CM2 data for stream code

From: Alex Vasilevsky (alex@Think.COM)
Date: Tue Oct 08 1991 - 09:48:53 CDT

Next message: Alex Vasilevsky: "CM2 data for stream code"
Previous message: William Rosenkranz: "Re: The Great C vs. Fortran debate"
Next in thread: Alex Vasilevsky: "CM2 data for stream code"
Messages sorted by: [ date ] [ thread ] [ subject ] [ author ]

Date: Tue, 8 Oct 91 08:51:11 EDT
From: "John D. McCalpin" <mccalpin@perelandra.cms.udel.edu>

>Here is the CM-2 data for running the stream code.

   Would you mind sharing the code that you used for this?
   I am still learning about the CM-2 and would like to
   see how you translated this....

   Thanks!
   --
   John D. McCalpin mccalpin@perelandra.cms.udel.edu
   Assistant Professor mccalpin@brahms.udel.edu
   College of Marine Studies, U. Del. DELOCN::MCCALPIN (SPAN)

Here is the code. I did the following changes to your original source:

1. Replaced calls to function second() with calls CM timers.

2. Rewrite the realsize() routine to just return constants, there is no
need for this function to do any work really. The CM is an IEEE machine,
so the double precision values are 8 bytes long.

3. Change the value of n

4. Wrap another loop around all expressions, otherwise the code executes
too fast to get accurate timings.

Then, I pushed this code through a vectorizer and then into CM Fortran
compiler.

First code is the non vectorized source, the second code is the output of a
vectorizer.

xxxxxxxxxxxxxxxxxx code 1 xxxxxxxxxxxxxxxxxxxxxxxxxxxxxxxxxxxxxxxxxxxxxxxxxx
* Program: Stream
* Programmer: John D. McCalpin
* Revision: 2.0, September 30,1991
*
* This program measures memory transfer rates in MB/s for simple
* computational kernels coded in Fortran.
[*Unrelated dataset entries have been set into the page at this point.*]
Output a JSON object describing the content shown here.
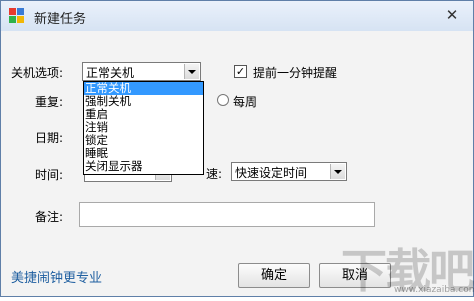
{
  "window": {
    "title": "新建任务",
    "close_glyph": "✕"
  },
  "options_label": "关机选项:",
  "action_combo": {
    "value": "正常关机"
  },
  "remind_checkbox": {
    "checked": true,
    "mark": "✓",
    "label": "提前一分钟提醒"
  },
  "dropdown": {
    "options": [
      "正常关机",
      "强制关机",
      "重启",
      "注销",
      "锁定",
      "睡眠",
      "关闭显示器"
    ],
    "selected_index": 0
  },
  "repeat": {
    "label": "重复:",
    "weekly_label": "每周"
  },
  "date": {
    "label": "日期:"
  },
  "time": {
    "label": "时间:"
  },
  "quick": {
    "label_partial": "速:",
    "value": "快速设定时间"
  },
  "note": {
    "label": "备注:",
    "value": ""
  },
  "footer": {
    "promo_link": "美捷闹钟更专业",
    "ok_label": "确定",
    "cancel_label": "取消"
  },
  "watermark": {
    "text": "下载吧",
    "sub": "www.xiazaiba.com"
  },
  "colors": {
    "accent": "#3399ff",
    "link": "#1f5fa0",
    "icon": [
      "#e63a2e",
      "#3a7bd5",
      "#2fb24a",
      "#f2b705"
    ]
  }
}
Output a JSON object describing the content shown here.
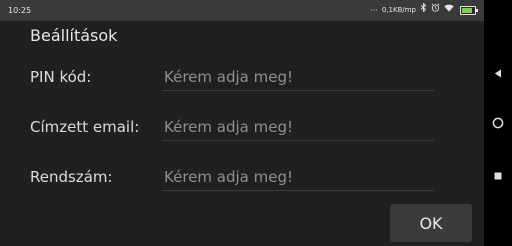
{
  "status_bar": {
    "time": "10:25",
    "network_speed": "0,1KB/mp",
    "battery_level": 0.83,
    "icons": [
      "dots-icon",
      "bluetooth-icon",
      "alarm-icon",
      "wifi-icon",
      "battery-icon"
    ]
  },
  "dialog": {
    "title": "Beállítások",
    "fields": [
      {
        "label": "PIN kód:",
        "value": "",
        "placeholder": "Kérem adja meg!"
      },
      {
        "label": "Címzett email:",
        "value": "",
        "placeholder": "Kérem adja meg!"
      },
      {
        "label": "Rendszám:",
        "value": "",
        "placeholder": "Kérem adja meg!"
      }
    ],
    "ok_label": "OK"
  },
  "nav_bar": {
    "icons": [
      "back-icon",
      "home-icon",
      "recent-apps-icon"
    ]
  },
  "colors": {
    "dialog_background": "#202020",
    "status_bar_background": "#3a3a3a",
    "button_background": "#3b3b3b",
    "battery_fill": "#7dd14a"
  }
}
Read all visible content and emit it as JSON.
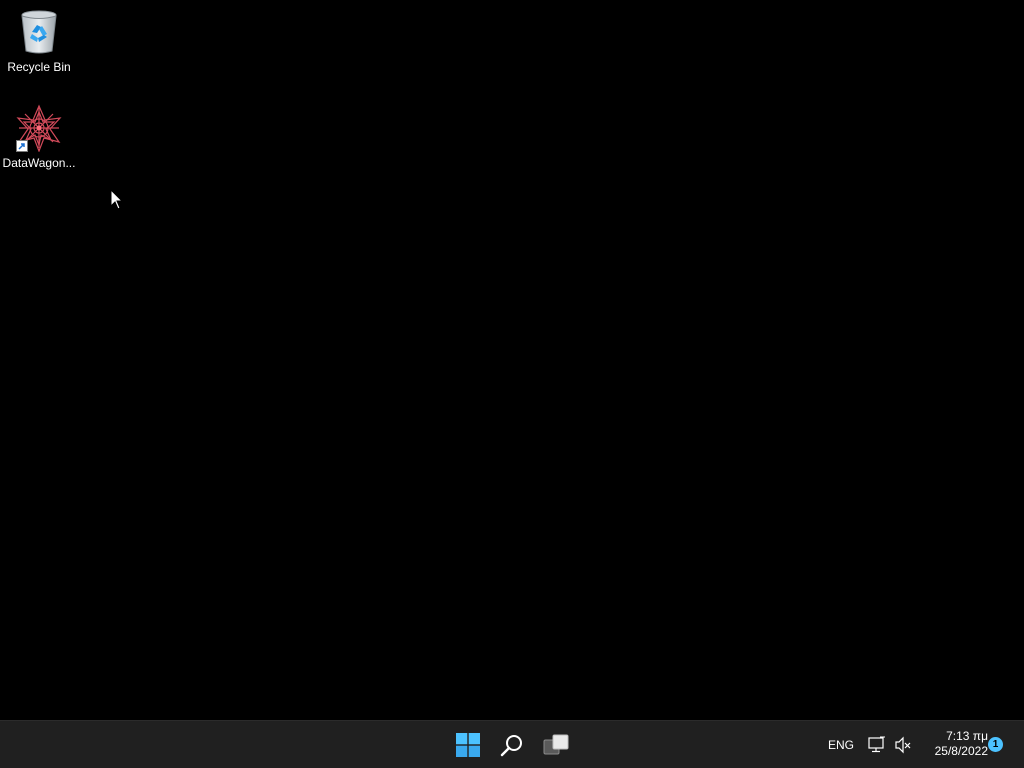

These numbers reveal the
* quality of code generation for simple uncacheable kernels as well
* as showing the cost of floating-point operations relative to memory
* accesses.
*
* INSTRUCTIONS:
* 1) Stream requires a cpu timing function called second().
* A sample is shown below. This is unfortunately rather
* system dependent. It helps to know the granularity of the
* timing. The code below assumes that the granularity is
* 1/100 seconds.
* 2) Stream requires a good bit of memory to run.
* Adjust the Parameter 'N' in the second line of the main
* program to give a 'timing calibration' of at least 20 clicks.
* This will provide rate estimates that should be good to
* about 5% precision.
* 3) Compile the code with full optimization. Many compilers
* generate unreasonably bad code before the optimizer tightens
* things up. If the results are unreasonable good, on the
* other hand, the optimizer might be too smart for me!
* 4) Mail the results to mccalpin@perelandra.cms.udel.edu
* Be sure to include:
* a) computer hardware model number and software revision
* b) the compiler flags
* c) all of the output from the test case.
*
* Thanks!
*
      PROGRAM stream
C .. Parameters ..
      INTEGER n,ntimes
      PARAMETER (p=256,n=40000*p,ntimes=10)
C ..
C .. Local Scalars ..
      DOUBLE PRECISION t,t0
      INTEGER j,k,nbpw
C ..
C .. Local Arrays ..
      DOUBLE PRECISION a(n),b(n),c(n),maxtime(4),mintime(4),rmstime(4),
     $ times(4,ntimes)
      INTEGER bytes(4)
      CHARACTER label(4)*11
C ..
C .. External Functions ..
      INTEGER realsize
      EXTERNAL CM_timer_read_cm_busy,realsize
C ..
C .. Intrinsic Functions ..
      INTRINSIC dble,max,min,sqrt
C ..
C .. Data statements ..
      DATA rmstime/4*0.0D0/,mintime/4*1.0D+36/,maxtime/4*0.0D0/
      DATA label/' Assignment:',' Scaling :',' Summing :',
     $ ' SAXPYing :'/
      DATA bytes/2,2,3,3/
C ..

* --- SETUP --- determine precision and check timing ---

      nbpw = realsize()

      t = 0.0D0
      call CM_timer_clear(0)
      DO 10 j = 1,n
          a(j) = 1.0D0
          b(j) = 2.0D0
          c(j) = 0.0D0
   10 CONTINUE
      call CM_timer_stop(0)
      t = CM_timer_read_cm_busy(0) - t
      PRINT *,'Timing calibration ; time = ',t*100,' hundredths',
     $ ' of a second'
      PRINT *,'Increase the size of the arrays if this is <30 ',
     $ ' and your clock precision is =<1/100 second'
      PRINT *,'---------------------------------------------------'

* --- MAIN LOOP --- repeat test cases NTIMES times ---
DO 60 k = 1,ntimes

         call CM_timer_clear(0)
         call CM_timer_start(0)
         do i=1,100
         DO 20 j = 1,n
            c(j) = a(j)
20 CONTINUE
         enddo
         call CM_timer_stop(0)
         times(1,k) = CM_timer_read_cm_busy(0)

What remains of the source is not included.